Tarih 25 Nisan 2013...

Devletin haber ajansı Anadolu Ajansı’nın (AA) haberinden okuyalım:

“... Terör örgütü PKK’nın geri çekilmesine ilişkin basın toplantısını 50’ye yakın gazeteci izleyecek. Aralarında yabancı basın mensuplarının da bulunduğu gazeteciler, Erbil’den karayoluyla Kandil Dağı yakınlarındaki Kandil beldesine geldi. Gazetecilerin isimlerini ve hangi kuruluşta görev yaptıklarına ilişkin bilgileri alan örgüt mensupları, canlı yayın araçlarının girişine izin vermeyerek, geri gönderdi. Kandil Belediyesi önünde bekletilen gazetecilerin, basın toplantısının düzenleneceği yere götürüleceği bildirildi. Öte yandan, terör örgütü PKK üyeleri, basın mensuplarına uyacakları kurallarla ilgili bilgi verdi. Bölgeye konvoy halinde gidileceği, cep telefonlarının alınmayacağı, basın toplantısı saatinin daha sonra açıklanacağı ifade edildi.”

Aynı gün, Murat Karayılan basın toplantısı düzenledi, “geri çekileceklerini” söyledi! Açılım sürecinin canhıraş bir şekilde savunulduğu günlerden bahsediyorum. Basın toplantısını izlemek için dağa çıkan gazetecilerin örgüt üyeleri tarafından tek tek arandığı günler... Gazetelerin manşetlerinde “PKK’nın silah bırakacağı”nın yazıldığı günler... Terör örgütünü eleştirenlerin, açılım sürecinin yanlış olduğunu anlatanların “faşist” diye tanımlandığı günler!

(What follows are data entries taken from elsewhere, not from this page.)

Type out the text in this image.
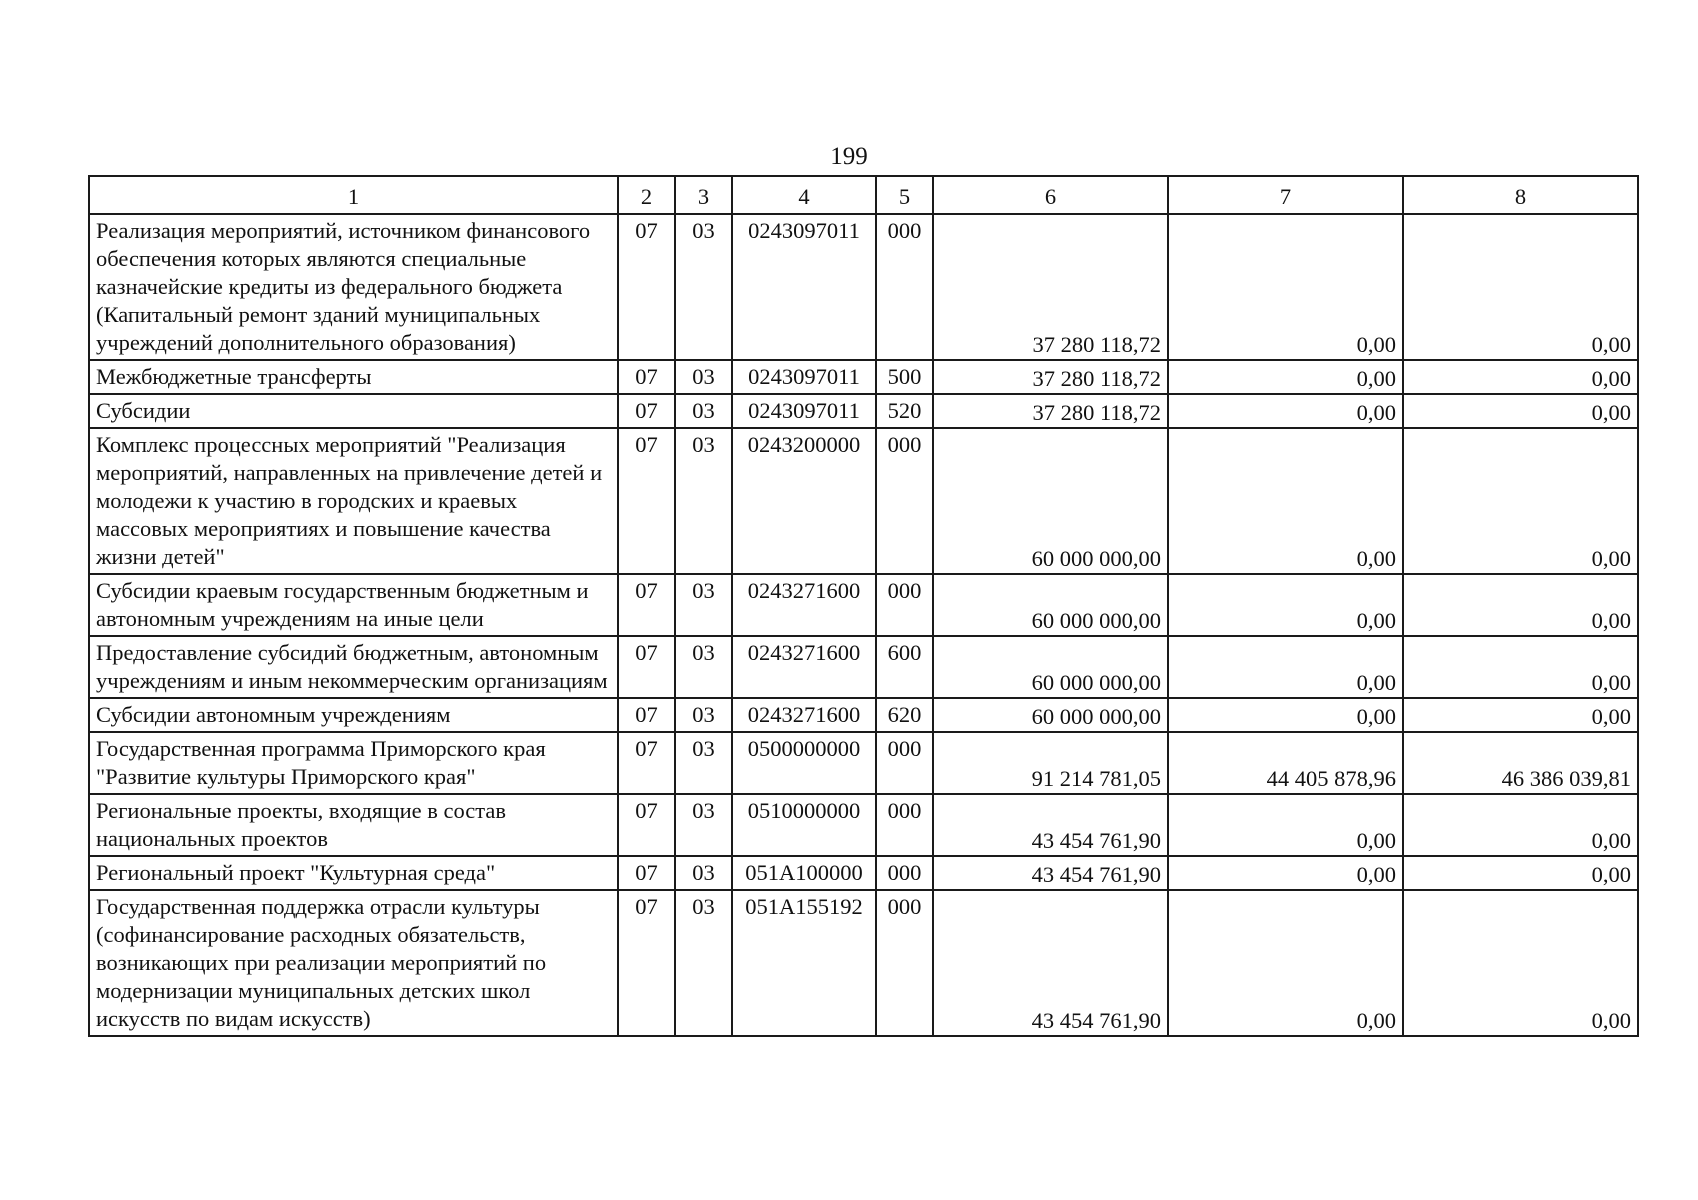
199
1	2	3	4	5	6	7	8
Реализация мероприятий, источником финансового обеспечения которых являются специальные казначейские кредиты из федерального бюджета (Капитальный ремонт зданий муниципальных учреждений дополнительного образования)	07	03	0243097011	000	37 280 118,72	0,00	0,00
Межбюджетные трансферты	07	03	0243097011	500	37 280 118,72	0,00	0,00
Субсидии	07	03	0243097011	520	37 280 118,72	0,00	0,00
Комплекс процессных мероприятий "Реализация мероприятий, направленных на привлечение детей и молодежи к участию в городских и краевых массовых мероприятиях и повышение качества жизни детей"	07	03	0243200000	000	60 000 000,00	0,00	0,00
Субсидии краевым государственным бюджетным и автономным учреждениям на иные цели	07	03	0243271600	000	60 000 000,00	0,00	0,00
Предоставление субсидий бюджетным, автономным учреждениям и иным некоммерческим организациям	07	03	0243271600	600	60 000 000,00	0,00	0,00
Субсидии автономным учреждениям	07	03	0243271600	620	60 000 000,00	0,00	0,00
Государственная программа Приморского края "Развитие культуры Приморского края"	07	03	0500000000	000	91 214 781,05	44 405 878,96	46 386 039,81
Региональные проекты, входящие в состав национальных проектов	07	03	0510000000	000	43 454 761,90	0,00	0,00
Региональный проект "Культурная среда"	07	03	051A100000	000	43 454 761,90	0,00	0,00
Государственная поддержка отрасли культуры (софинансирование расходных обязательств, возникающих при реализации мероприятий по модернизации муниципальных детских школ искусств по видам искусств)	07	03	051A155192	000	43 454 761,90	0,00	0,00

Hatırlayın... O gün (26 Nisan 2013) medyada sadece  SÖZCÜ bu basın toplantısına karşı çıkmış ve o toplantının fotoğraflarını manşetine taşımıştı. Ha.... Unutmadan ekleyeyim: Bir de Ergenekon, Balyoz, Odatv, Şike, Askeri Casusluk gibi davalar vardı ve yüzlerce aydın, asker, gazeteci Silivri’deydi!

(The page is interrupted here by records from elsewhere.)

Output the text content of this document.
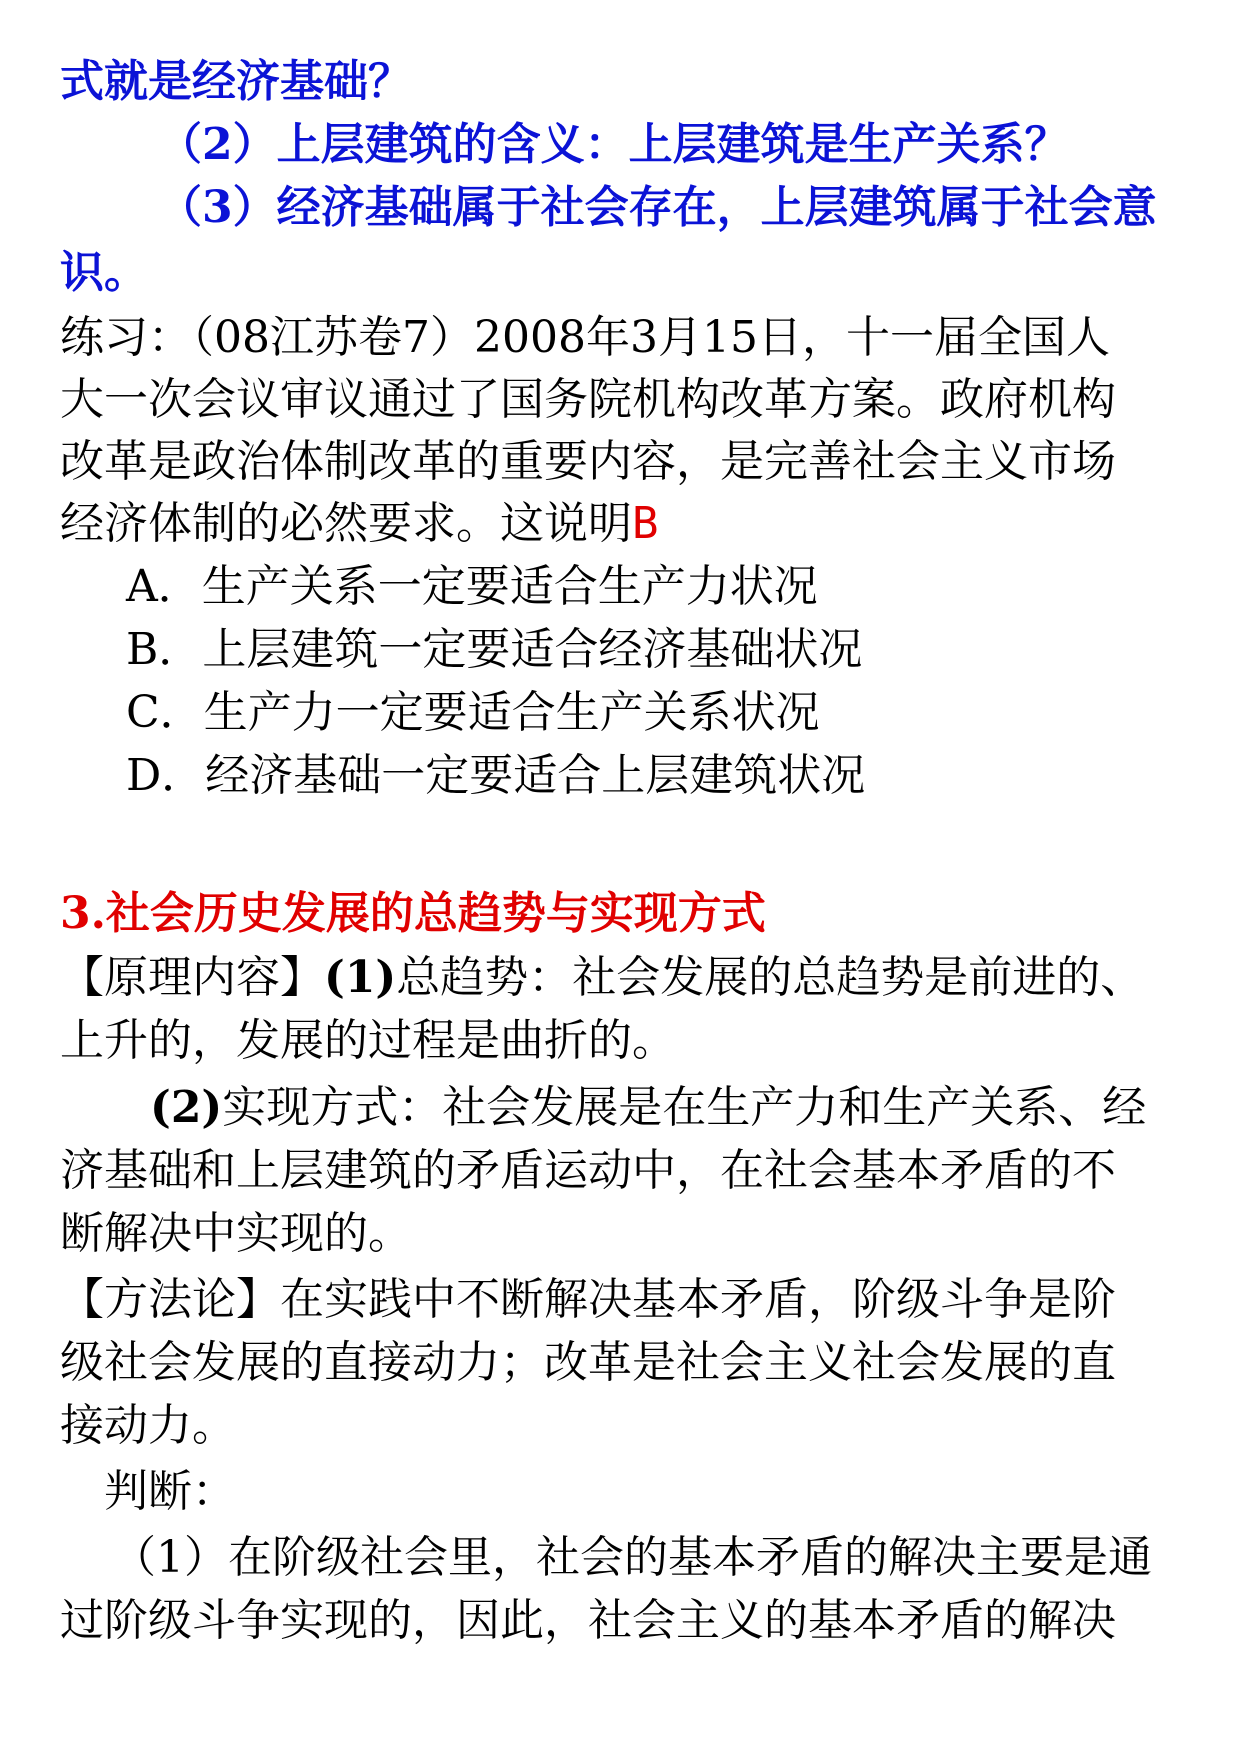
式就是经济基础？
（2）上层建筑的含义：上层建筑是生产关系？
（3）经济基础属于社会存在，上层建筑属于社会意
识。
练习：（08江苏卷7）2008年3月15日，十一届全国人
大一次会议审议通过了国务院机构改革方案。政府机构
改革是政治体制改革的重要内容，是完善社会主义市场
经济体制的必然要求。这说明B
A．生产关系一定要适合生产力状况
B．上层建筑一定要适合经济基础状况
C．生产力一定要适合生产关系状况
D．经济基础一定要适合上层建筑状况
3.社会历史发展的总趋势与实现方式
【原理内容】(1)总趋势：社会发展的总趋势是前进的、
上升的，发展的过程是曲折的。
(2)实现方式：社会发展是在生产力和生产关系、经
济基础和上层建筑的矛盾运动中，在社会基本矛盾的不
断解决中实现的。
【方法论】在实践中不断解决基本矛盾，阶级斗争是阶
级社会发展的直接动力；改革是社会主义社会发展的直
接动力。
判断：
（1）在阶级社会里，社会的基本矛盾的解决主要是通
过阶级斗争实现的，因此，社会主义的基本矛盾的解决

Neden o basın toplantısını yazdım?

Mesele CHP’nin bugün izlediği siyasi çizgiyi savunmak değil. Mesele CHP’nin “Milli güvenlik sorunu” olduğuna dair yapılan açıklamaların toplumu nasıl kutuplaştırdığını anlatmak. O gün de kutuplaşma bugün de kutuplaşma!

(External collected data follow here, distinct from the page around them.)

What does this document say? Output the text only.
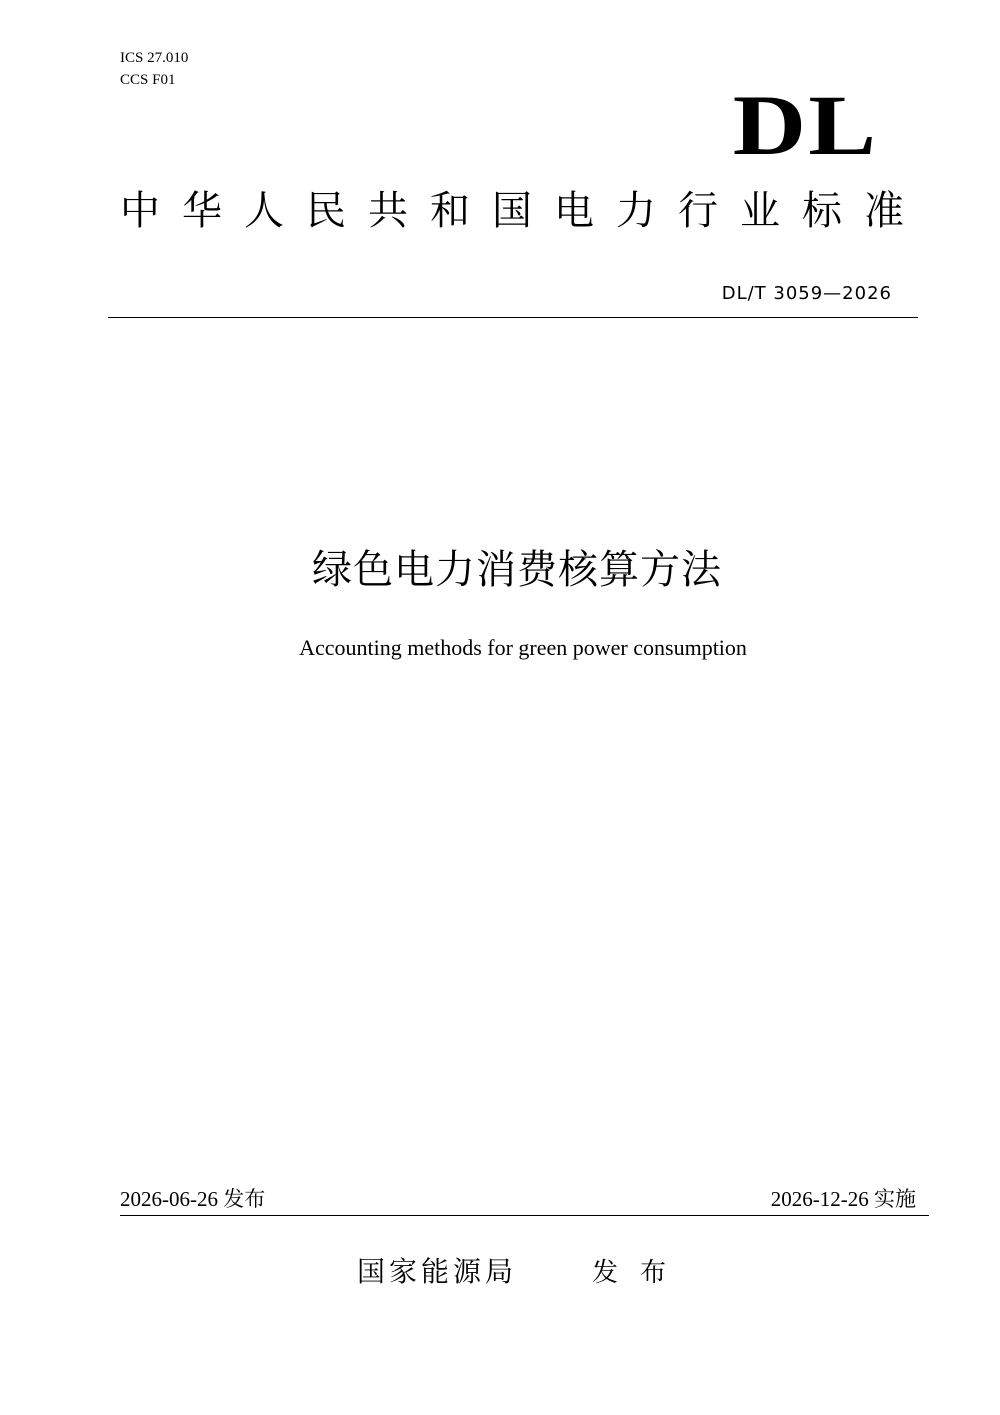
ICS 27.010
CCS F01	DL
中华人民共和国电力行业标准
DL/T 3059—2026
绿色电力消费核算方法
Accounting methods for green power consumption
2026-06-26 发布	2026-12-26 实施
国家能源局	发布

Mesele... 25 Nisan 2013’ün özeleştirisi verilmeden, Habur’un hata olduğu kabul edilmeden, açılımın “uluslararası operasyon” olduğunu söylemeden, ana muhalefeti “terör örgütünün arka bahçesi” ilan etmek!

Bu ne kadar samimi?

Mehmet Barlas geldi aklıma


Tarih 9 Kasım 2021...

Sabah Gazetesi başyazarı Mehmet Barlas, “Muhalefetin meşruiyet sorunu” başlıklı bir yazı kaleme aldı ve şu cümleleri kurdu:

“... Aynı durum Cumhuriyet Halk Partisi ve Kemal Kılıçdaroğlu için de söz konusu değil mi? Sürekli yalan söyleyen, kendi ülkesini yabancı ülkelere jurnalleyen, ülkenin geleceği hakkında olumlu hiçbir görüşü olmayan bir siyasetçi ne kadar meşruiyet taşır? Yani bir bakarsınız, Kemal Kılıçdaroğlu’nun yönettiği Cumhuriyet Halk Partisi kapatılmış ve seçime girmesi yasaklanmış olabilir.”

Kuruluşun ve kurtuluşun partisinin “kapatılabileceğinin” konuşulduğu günlere, 1960’lara bir kez daha döndük! Nasıl mı? 26 Şubat 1960’ta, İsmet İnönü’nün diğer birkaç milletvekili ile birlikte siyasi faaliyetleri nedeniyle dokunulmazlığının kaldırılması istendi. 2 Nisan’da, partisinin il kongresine gitmekte olan CHP Genel Başkanı İsmet İnönü”nün bulunduğu tren, Kayseri’ye 32 kilometre kala valinin emriyle askerî birlikler tarafından önü kesilerek durduruldu. Saatlerce süren bir sinir mücadelesini kazanan İnönü, Kayseri’de büyük bir kalabalık tarafından karşılandı. 7 Nisan’da Demokrat Parti (DP) Grubu, yayımladığı bildiri ile CHP’yi “silahlı ve tertipli ayaklanmalar hazırlamakla”, bir kısım basını da bunu yalan ve çarpıtılmış haberlerle desteklemekle suçladı ve üç ayda işini bitirecek bir Tahkikat Komisyonu’nun kurulması yönünde kararın alındığını bildirdi. 27 Nisan 1960’ta da Meclis bünyesinde kurulan 15 üyeli Tahkikat Komisyonu’nun kararıyla, 12 CHP milletvekili 3-6, İnönü ise 12 oturum Meclis’ten çıkarılma cezası aldı. Bir gün sonra da 28 Nisan 1960 tarihinde, TBMM görüşmelerini haber yapmaya kalkışan tüm gazeteler toplatıldı.

62 yıl sonra... Yine yeniden, CHP’nin “milli güvenlik sorunu” olduğu tartışılıyor. Değişen bir şey yok.

SONUÇ: Tabii ki, terörle mücadele edilmeli, PKK her türlü bitirilmeli! O gün açılıma karşı çıkanlar nasıl haklı çıktıysa bugün de o karşı çıkanlar terörün emperyalizm tarafından beslendiğini en iyi bilen isimler. İktidar da muhalefet de geçmişin hatalarından ders çıkarmalı, kutuplaşma siyasetine set vurulmalı!